This, apparently, is the first new album from Stop Calling me Frank in 30 years. To be fair, it sounds like they’re delighted to be back.
Barely has the first intro happened – sounding something like The Sonics jamming with a punk band – before the singer is making a noise like a cuckoo, and making the most perfect rock n roll you can imagine.
Somewhere between Barrence Whitfield And The Savages and The Ramones is about as good a summation as I have for “Gimmie Life” (“yeah, I’ve got two daughters yeah I’ve got a son, and my days of parenting are never ever done” it offers as if to confirm this is a band of mature vintage) but if this one is rooted in reality, you’d guess (hope?) that “My Baby Is An Axe Murderer From The State Of Wisconsin” is written with tongue in cheek. If its not then lord help us all.
Across the first three songs, you might have been firmly convinced that this couldn’t rule anymore than it does. You’d be wrong. You’d be wrong because “Back Of Me” exists. Stones-esque guitar and cowbell is all that needs saying here.
Well, ok, maybe one more thing.
Y’see, these records have sax appeal. That is to say that even before – but most certainly since – a change was made uptown and the big man joined the E. St band, rock n roll is ace when it’s got saxophone on it. This has. All over it. Brilliant it is too. “Every Time I See Her” – which also has a superb guitar solo – is as Motown as it is punk. And it’s not the only one either.
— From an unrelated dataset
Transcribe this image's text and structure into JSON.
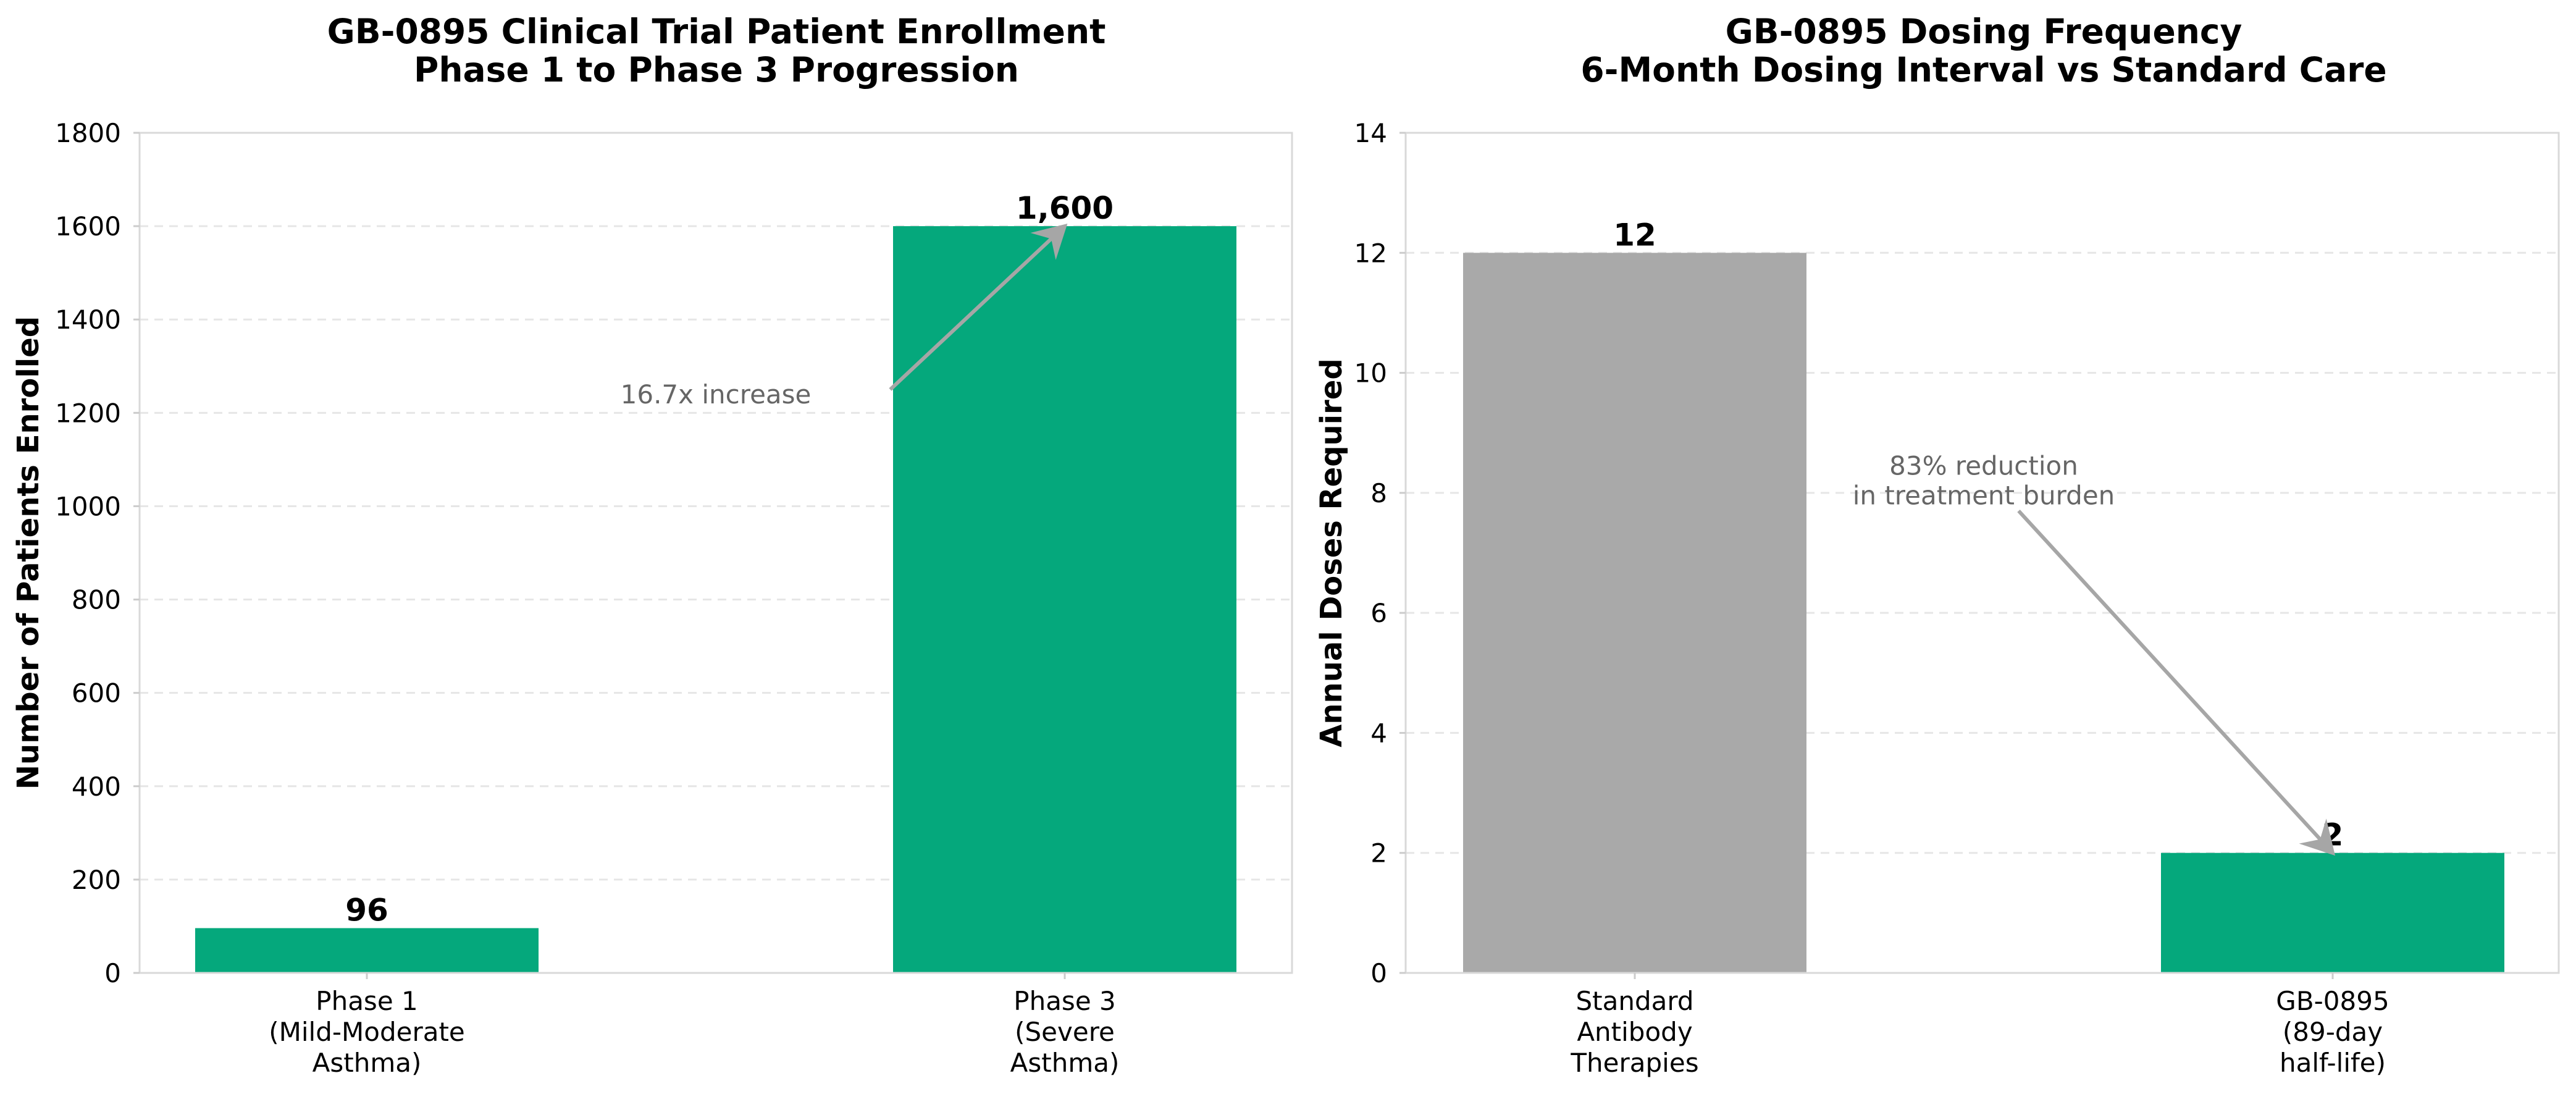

“Baby Watcha Hiding” – another that you hope isn’t real – is the rock n roll that those of us who live in England think is the sound of vintage middle America. Diners, Drive Thru movies and The Grease Soundtrack, while “Bug In My Bourbon” maybe has a touch of The Jim Jones Revue about it.
“Beat That Dog” is all 50s do-wop. The Stray Cats and all that, while there is something of The Sun Studios about “Rockin And Rollin’” which casts them in the bowling alley. Not for nothing, do you suspect, does it contain the line “I don’t care what all the other guys like.” Maybe you don’t want to look to far into this, but it does feel that there is scant regard for trends throughout “….Other Songs” that is glorious.
“Drinking After Work” sees them let their hair down over some Beach Boys harmony vocals, “Know Nobody” with its strident drum pattern is as blue collar as Tom Petty, “5000 Miles” is almost bluesy, while there is nothing else to call “Whale Baby” than a freak out that Little Richard would be proud of. Even down to the best stop/start bit this side of “Shout” by Lulu.
The phrase “full of beans” was made for these 13 songs in honesty. It has a childlike ebullience – maybe they’re just happy to be out of the house, I dunno. Whatever the reason for it, “Spider In My Beer And Other Songs” is absolutely glorious.